Let $X$ be a minimal surface of general type over $\mathbb{C}$. One can show that if for any set of $(-2)$-curves $C_1,\cdots,C_l$ on $X$, there exists $k$, $1\le k\le l$ such that $$\sum_{i=1}^k\lambda_iC_i = \sum_{j=k+1}^l\lambda_jC_j,$$ in $H_2(X,\mathbb{Q})$ with all $\lambda_i,\lambda_j\ge 0,$ then $\lambda_i=0$ for $i=1,\cdots,l$.
I would like to show that the above result implies there is at most one $(-2)$-curve in each rational class. This is claimed in the proof of Proposition VII.2.2.5 of Compact Complex Surfaces (Barth et. al).

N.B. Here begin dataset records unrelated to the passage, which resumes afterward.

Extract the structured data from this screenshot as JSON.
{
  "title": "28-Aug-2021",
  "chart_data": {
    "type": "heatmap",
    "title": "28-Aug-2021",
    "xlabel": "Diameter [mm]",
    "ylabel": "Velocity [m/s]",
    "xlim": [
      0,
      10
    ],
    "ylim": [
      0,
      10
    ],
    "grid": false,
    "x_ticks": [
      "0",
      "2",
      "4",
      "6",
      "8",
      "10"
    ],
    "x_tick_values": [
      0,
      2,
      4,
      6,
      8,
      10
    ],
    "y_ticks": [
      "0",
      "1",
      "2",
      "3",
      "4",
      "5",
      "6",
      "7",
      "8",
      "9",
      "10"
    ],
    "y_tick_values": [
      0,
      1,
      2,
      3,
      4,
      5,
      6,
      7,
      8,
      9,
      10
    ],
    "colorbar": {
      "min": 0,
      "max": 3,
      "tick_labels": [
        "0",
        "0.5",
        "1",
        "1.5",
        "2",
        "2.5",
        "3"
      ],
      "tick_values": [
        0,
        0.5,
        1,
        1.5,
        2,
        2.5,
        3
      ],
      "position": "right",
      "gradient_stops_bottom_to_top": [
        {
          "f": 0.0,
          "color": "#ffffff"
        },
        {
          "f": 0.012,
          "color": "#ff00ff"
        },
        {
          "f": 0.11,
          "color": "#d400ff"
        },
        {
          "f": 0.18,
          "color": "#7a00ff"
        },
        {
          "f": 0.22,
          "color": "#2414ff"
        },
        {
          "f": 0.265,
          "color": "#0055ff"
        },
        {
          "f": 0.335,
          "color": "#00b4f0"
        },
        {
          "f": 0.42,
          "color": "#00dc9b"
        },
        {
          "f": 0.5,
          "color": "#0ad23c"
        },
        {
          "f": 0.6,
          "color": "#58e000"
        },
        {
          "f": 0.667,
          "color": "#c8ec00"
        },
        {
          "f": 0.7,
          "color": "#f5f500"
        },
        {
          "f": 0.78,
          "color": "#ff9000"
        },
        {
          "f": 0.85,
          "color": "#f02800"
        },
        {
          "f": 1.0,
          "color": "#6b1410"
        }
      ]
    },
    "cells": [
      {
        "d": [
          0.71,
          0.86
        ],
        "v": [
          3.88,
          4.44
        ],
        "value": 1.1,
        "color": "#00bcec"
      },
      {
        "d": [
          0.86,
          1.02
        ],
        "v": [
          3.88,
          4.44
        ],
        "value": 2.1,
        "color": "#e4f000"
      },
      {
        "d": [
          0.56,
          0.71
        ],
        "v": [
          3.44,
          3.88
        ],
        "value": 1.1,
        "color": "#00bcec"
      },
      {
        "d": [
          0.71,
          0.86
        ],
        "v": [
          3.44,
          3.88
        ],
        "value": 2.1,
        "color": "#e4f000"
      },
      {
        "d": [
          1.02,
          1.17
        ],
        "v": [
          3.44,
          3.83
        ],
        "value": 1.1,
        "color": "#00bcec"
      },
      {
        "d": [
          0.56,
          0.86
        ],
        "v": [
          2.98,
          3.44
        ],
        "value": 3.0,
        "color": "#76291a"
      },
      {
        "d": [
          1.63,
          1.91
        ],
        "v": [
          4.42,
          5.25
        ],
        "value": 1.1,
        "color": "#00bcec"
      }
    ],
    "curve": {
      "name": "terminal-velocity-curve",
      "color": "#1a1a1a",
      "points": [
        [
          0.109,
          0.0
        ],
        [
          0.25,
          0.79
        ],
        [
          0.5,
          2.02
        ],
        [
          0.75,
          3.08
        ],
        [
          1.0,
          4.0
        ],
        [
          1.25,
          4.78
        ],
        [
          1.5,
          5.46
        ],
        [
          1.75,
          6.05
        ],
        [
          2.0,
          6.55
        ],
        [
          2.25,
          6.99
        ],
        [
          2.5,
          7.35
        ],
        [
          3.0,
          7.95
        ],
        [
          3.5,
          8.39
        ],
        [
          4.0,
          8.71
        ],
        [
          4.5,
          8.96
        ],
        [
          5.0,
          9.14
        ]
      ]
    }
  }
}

My approach was as follows. Suppose there $C_1$ and $C_2$ are two different $(-2)$-curves in the class $[\Gamma]\in H_2(X,\mathbb{Q})$. If I could show that $C_1$ being homologous to $C_2$ implies that there exist $\lambda_1,\lambda_2>0$ such that $\lambda_1C_1=\lambda_2C_2$, then the above result would give us a contradiction. But I have not been able to do this and I don't know if it's actually true. I know that $C_1$ and $C_2$ being in the same rational homology class implies $C_1-C_2$ is homologous to zero, whence $C_1-C_2$ is numerically equivalent to zero.
Questions: In my context,
Does $C_1\sim_{\text{hom}} C_2$ in $H_2(X,\mathbb{Q})$ imply $qC_1 = C_2$ for some rational $q>0$?
Is there a better way to show that there is at most one $(-2)$-curve in each rational class?